Wall Street stocks gyrated on Tuesday after the Federal Reserve announced a large interest rate cut to counter the risk of recession due to the coronavirus.
By early evening South Africa time, the Dow Jones Industrial Average was slightly in the red, while the S&P 500 and the tech-rich Nasdaq Composite Index edged higher.
Fed slashed its key interest rate by a half point to a range of 1.0% to 1.25%, a bigger cut than usual. This gave the rand - which now offers a much more attractive interest rate compared to the dollar - a bit of a boost. It was trading at R15.35/$ on Tuesday evening, from around R15.60 earlier in the day.
While US economic fundamentals "remain strong," the "coronavirus poses evolving risks to economic activity," the Federal Open Market Committee said in a statement.
Markets initially welcomed the action, pushing major indices solidly into positive territory just after the announcement.
But investors quickly began to second-guess the emergency step, questioning whether it meant the US economy is more vulnerable than previously thought.
"The Fed's hand was forced by the market, but it's really not a cure-all," said Briefing.com analyst Patrick O'Hare.
The US central bank action marked a sudden shift in stance after previously characterising the virus as a worry, but not an imminent threat to growth, and signaling that any action would be taken at the Fed's normally scheduled meeting March 18.
"It does send a message that things are going to potentially get much worse," O'Hare said.
The market's twists and turns come amid a volatile period that saw US indices suffer their worst week of losses last week, which was followed on Monday by a rally that lifted the Dow by 5.1%.
Across the world, 3 127 people have died from the new virus, with most cases in China and large clusters in South Korea, Iran and Italy and increasing instances of the ailment in the United States.
Oxford Economics lowered its 2020 US growth estimates from 1.7% to 1.3%, citing the hit from curtailed travel, less consumer activity and disruption to supply chains.

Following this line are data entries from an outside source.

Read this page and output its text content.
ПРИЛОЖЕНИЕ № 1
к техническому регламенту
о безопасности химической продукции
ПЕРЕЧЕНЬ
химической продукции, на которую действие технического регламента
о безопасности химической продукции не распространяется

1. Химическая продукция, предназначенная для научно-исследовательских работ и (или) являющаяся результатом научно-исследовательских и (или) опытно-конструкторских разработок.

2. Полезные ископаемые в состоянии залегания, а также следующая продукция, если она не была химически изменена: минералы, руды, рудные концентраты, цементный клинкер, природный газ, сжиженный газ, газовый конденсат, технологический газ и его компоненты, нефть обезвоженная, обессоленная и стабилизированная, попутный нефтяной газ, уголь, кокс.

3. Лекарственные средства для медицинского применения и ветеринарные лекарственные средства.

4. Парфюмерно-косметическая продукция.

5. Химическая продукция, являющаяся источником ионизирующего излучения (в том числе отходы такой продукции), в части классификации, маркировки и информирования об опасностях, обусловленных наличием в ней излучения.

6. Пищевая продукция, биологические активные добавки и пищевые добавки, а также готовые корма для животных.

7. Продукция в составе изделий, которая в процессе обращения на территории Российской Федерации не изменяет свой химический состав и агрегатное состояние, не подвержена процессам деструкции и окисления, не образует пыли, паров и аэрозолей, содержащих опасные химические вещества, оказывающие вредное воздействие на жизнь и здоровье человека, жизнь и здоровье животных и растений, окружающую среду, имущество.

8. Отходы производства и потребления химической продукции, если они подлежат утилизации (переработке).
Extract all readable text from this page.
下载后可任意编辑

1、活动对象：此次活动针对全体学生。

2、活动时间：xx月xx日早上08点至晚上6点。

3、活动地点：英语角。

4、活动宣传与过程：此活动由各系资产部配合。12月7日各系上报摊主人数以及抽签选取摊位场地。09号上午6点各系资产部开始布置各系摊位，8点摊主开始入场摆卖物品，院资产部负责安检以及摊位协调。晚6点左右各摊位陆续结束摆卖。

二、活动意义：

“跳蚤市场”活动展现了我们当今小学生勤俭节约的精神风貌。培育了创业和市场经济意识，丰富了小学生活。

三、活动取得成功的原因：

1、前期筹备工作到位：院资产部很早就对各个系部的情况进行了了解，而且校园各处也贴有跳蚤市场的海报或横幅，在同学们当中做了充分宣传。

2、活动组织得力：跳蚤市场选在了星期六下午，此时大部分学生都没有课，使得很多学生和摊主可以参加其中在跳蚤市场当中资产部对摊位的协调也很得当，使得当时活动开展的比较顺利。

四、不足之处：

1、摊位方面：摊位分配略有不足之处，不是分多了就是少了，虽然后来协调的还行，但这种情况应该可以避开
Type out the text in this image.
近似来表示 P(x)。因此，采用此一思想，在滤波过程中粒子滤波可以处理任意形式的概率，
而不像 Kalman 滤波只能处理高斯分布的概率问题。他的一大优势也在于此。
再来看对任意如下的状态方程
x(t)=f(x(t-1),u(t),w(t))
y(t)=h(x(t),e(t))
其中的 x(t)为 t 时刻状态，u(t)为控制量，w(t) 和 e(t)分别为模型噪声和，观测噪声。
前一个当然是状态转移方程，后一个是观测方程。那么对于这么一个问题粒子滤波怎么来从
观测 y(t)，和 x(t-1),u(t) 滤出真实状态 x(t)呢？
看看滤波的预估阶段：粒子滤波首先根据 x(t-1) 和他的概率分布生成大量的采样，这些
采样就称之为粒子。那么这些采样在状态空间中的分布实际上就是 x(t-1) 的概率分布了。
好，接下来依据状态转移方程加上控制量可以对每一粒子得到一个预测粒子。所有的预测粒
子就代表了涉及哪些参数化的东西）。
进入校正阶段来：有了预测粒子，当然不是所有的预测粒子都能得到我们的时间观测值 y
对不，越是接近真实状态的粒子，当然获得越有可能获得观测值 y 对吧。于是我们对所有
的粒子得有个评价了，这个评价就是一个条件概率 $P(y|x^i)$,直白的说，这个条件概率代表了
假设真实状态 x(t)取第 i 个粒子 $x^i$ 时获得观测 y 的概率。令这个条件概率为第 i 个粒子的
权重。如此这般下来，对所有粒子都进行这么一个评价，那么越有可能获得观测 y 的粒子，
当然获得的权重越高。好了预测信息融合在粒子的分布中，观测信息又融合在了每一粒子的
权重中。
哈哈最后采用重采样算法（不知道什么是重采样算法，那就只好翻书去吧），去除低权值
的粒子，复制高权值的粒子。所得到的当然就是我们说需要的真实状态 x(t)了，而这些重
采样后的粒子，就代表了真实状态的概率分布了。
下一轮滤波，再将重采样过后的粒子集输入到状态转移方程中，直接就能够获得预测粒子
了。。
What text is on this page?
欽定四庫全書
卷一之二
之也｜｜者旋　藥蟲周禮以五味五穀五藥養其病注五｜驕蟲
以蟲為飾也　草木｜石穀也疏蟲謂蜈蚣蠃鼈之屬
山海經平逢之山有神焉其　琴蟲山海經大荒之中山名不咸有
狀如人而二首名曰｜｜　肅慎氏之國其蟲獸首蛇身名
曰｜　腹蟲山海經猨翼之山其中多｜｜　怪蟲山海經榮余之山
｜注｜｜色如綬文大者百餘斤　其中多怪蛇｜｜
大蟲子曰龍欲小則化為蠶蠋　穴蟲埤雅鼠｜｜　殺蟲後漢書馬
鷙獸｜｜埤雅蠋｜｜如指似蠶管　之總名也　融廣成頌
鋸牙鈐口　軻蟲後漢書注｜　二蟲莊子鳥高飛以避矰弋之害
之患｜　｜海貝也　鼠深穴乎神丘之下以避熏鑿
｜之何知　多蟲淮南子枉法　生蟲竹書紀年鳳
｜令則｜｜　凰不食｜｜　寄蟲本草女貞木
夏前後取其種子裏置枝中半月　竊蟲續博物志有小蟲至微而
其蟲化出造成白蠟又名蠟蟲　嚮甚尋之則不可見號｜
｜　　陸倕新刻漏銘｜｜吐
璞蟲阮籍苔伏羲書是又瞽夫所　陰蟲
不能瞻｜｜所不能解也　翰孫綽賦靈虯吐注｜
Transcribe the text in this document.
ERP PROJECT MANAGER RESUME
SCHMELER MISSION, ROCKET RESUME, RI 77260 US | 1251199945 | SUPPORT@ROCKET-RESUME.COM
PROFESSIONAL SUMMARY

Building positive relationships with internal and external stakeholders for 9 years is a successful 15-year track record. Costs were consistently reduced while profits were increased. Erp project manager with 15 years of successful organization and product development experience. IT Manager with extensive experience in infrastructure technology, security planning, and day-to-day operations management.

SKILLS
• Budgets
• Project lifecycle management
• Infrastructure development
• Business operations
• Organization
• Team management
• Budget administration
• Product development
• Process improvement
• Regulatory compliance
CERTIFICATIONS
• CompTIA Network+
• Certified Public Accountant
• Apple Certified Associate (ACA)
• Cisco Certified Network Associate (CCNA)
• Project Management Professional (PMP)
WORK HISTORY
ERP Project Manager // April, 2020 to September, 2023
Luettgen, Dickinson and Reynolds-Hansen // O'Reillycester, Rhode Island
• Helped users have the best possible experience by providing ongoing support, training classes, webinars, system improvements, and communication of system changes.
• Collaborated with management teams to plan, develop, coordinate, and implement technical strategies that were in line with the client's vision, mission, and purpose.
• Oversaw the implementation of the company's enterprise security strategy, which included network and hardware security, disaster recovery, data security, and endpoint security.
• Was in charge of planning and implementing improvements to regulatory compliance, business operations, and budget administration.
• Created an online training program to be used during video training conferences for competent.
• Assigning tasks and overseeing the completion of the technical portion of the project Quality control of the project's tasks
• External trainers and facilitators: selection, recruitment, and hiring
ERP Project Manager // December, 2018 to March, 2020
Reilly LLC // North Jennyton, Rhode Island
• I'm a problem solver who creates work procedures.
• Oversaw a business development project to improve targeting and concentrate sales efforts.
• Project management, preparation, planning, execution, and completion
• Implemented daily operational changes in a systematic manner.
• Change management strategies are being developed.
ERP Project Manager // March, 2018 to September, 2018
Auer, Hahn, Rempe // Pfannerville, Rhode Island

"While our baseline doesn't feature a lockdown scenario, we note that if authorities decide to close schools, severely restrict travel and limit all nonessential movement, the US economy will fall into a recession - with zero GDP growth in 2020 - putting an end to the longest economic expansion ever," said Oxford Economics.
South African rally
The JSE's all share index ended the day more than 2% higher, building on further gains from Monday.
The gold price jumped more than 2% to $1 636/oz, while AngloGold rose 7.5% and Amplats gained 6%.